Lim Youngshin, Cho Il-Taeg, Schoel Leah J, Cho Ginam, Golden Jeffrey A
Department of Pathology, Brigham and Women's Hospital, Harvard Medical School, Boston, MA.
Ann Neurol. 2015 Nov;78(5):679-96. doi: 10.1002/ana.24488. Epub 2015 Sep 16.
Mutations in receptor expression enhancing protein 1 (REEP1) are associated with hereditary spastic paraplegias (HSPs). Although axonal degeneration is thought to be a predominant feature in HSP, the role of REEP1 mutations in degeneration is largely unknown. Previous studies have implicated a role for REEP1 in the endoplasmic reticulum (ER), whereas others localized REEP1 with mitochondria. We sought to resolve the cellular localization of REEP1 and further elucidate the pathobiology underlying REEP1 mutations in patients.

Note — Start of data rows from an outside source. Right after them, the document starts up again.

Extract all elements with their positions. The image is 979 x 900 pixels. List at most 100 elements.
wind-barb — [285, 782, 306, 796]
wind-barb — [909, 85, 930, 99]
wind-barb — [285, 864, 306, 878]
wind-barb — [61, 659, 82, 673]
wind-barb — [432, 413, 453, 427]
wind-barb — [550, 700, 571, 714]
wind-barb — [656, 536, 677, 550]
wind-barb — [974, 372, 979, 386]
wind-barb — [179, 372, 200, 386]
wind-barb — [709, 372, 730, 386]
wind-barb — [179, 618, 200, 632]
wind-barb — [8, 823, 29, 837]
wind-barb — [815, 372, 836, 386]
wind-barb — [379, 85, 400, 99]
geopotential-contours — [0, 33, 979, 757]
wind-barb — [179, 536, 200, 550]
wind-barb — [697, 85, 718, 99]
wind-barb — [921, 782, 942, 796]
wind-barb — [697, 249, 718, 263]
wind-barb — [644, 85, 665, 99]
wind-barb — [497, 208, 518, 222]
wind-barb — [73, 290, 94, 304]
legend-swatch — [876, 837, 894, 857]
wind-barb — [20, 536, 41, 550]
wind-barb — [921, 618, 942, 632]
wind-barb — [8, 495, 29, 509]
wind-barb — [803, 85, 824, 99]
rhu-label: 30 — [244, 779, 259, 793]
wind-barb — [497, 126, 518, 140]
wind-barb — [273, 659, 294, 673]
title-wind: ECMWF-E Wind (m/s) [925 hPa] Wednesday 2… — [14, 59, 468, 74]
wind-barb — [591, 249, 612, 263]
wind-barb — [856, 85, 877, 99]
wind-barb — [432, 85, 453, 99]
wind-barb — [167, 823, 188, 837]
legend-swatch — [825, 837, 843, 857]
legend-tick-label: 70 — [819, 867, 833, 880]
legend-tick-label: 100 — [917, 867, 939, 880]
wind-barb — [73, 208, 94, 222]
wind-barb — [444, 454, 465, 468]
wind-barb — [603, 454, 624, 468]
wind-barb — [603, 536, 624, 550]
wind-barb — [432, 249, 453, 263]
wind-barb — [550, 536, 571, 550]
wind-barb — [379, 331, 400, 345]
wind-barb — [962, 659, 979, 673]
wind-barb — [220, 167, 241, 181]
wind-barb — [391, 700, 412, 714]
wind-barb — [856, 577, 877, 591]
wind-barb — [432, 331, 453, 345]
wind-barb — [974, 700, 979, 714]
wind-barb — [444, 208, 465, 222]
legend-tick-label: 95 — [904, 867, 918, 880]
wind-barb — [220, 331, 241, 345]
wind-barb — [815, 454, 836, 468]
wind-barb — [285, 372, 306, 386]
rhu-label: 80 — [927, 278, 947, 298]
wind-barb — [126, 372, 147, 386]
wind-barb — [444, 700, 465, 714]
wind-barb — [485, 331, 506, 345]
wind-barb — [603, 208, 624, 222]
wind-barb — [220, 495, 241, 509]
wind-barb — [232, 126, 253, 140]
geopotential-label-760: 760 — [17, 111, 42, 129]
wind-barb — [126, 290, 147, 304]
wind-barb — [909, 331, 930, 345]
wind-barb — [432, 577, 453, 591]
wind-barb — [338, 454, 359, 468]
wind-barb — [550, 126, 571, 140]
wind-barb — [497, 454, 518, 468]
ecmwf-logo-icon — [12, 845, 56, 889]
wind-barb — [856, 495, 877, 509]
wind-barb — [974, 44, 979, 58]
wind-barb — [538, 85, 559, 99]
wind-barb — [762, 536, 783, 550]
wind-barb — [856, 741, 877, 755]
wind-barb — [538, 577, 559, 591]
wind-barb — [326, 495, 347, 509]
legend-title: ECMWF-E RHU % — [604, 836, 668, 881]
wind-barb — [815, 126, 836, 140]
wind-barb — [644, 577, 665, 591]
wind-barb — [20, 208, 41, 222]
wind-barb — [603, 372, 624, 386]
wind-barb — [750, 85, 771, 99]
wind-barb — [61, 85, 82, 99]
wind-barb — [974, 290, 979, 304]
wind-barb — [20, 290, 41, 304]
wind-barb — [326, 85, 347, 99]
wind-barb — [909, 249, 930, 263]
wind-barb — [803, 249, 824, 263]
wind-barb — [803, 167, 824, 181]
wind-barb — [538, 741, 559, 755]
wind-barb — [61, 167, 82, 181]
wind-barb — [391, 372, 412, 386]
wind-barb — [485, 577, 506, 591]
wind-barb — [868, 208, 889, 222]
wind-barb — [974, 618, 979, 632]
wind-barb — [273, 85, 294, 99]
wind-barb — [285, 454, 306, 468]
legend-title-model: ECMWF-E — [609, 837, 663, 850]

A combination of cellular imaging and biochemical approaches was used to refine the cellular localization of REEP1. Next, Reep1 mutations associated with HSP were functionally tested in neuritic growth and degeneration assays using mouse cortical culture. Finally, a novel assay was developed and used with wild-type and mutant Reep1s to measure the interactions between the ER and mitochondria.
We found that REEP1 is present at the ER-mitochondria interface, and it contains subdomains for mitochondrial as well as ER localization. Knockdown of Reep1 and expression of pathological Reep1 mutations resulted in neuritic growth defects and degeneration. Finally, using our novel split-RLuc8 assay, we show that REEP1 facilitates ER-mitochondria interactions, a function diminished by disease-associated mutations.
Our data potentially reconcile the current conflicting reports regarding REEP1 being either an ER or a mitochondrial protein. Furthermore, our results connect, for the first time, the disrupted ER-mitochondria interactions to a failure in maintaining health of long axons in HSPs. Finally, the split-RLuc8 assay offers a new tool to identify potential drugs for multiple neurodegenerative diseases with ER-mitochondria interaction defects.
受体表达增强蛋白1(REEP1)突变与遗传性痉挛性截瘫(HSP)相关。尽管轴突变性被认为是HSP的主要特征,但REEP1突变在变性中的作用很大程度上未知。先前的研究表明REEP1在内质网(ER)中发挥作用,而其他研究则将REEP1定位于线粒体。我们试图确定REEP1的细胞定位,并进一步阐明患者中REEP1突变的病理生物学机制。
结合细胞成像和生化方法来优化REEP1的细胞定位。接下来,在使用小鼠皮质培养的神经突生长和变性试验中对与HSP相关的Reep1突变进行功能测试。最后,开发了一种新的试验,并用于野生型和突变型Reep1,以测量ER和线粒体之间的相互作用。
我们发现REEP1存在于ER-线粒体界面,并且它包含线粒体以及ER定位的亚结构域。Reep1的敲低和病理性Reep1突变的表达导致神经突生长缺陷和变性。最后,使用我们新的分裂型Renilla荧光素酶8(split-RLuc8)试验,我们表明REEP1促进ER-线粒体相互作用,这种功能因疾病相关突变而减弱。
我们的数据可能调和了目前关于REEP1是ER蛋白还是线粒体蛋白的相互矛盾的报道。此外,我们的结果首次将ER-线粒体相互作用的破坏与HSP中长轴突健康维持的失败联系起来。最后,split-RLuc8试验提供了一种新工具,用于识别具有ER-线粒体相互作用缺陷的多种神经退行性疾病的潜在药物。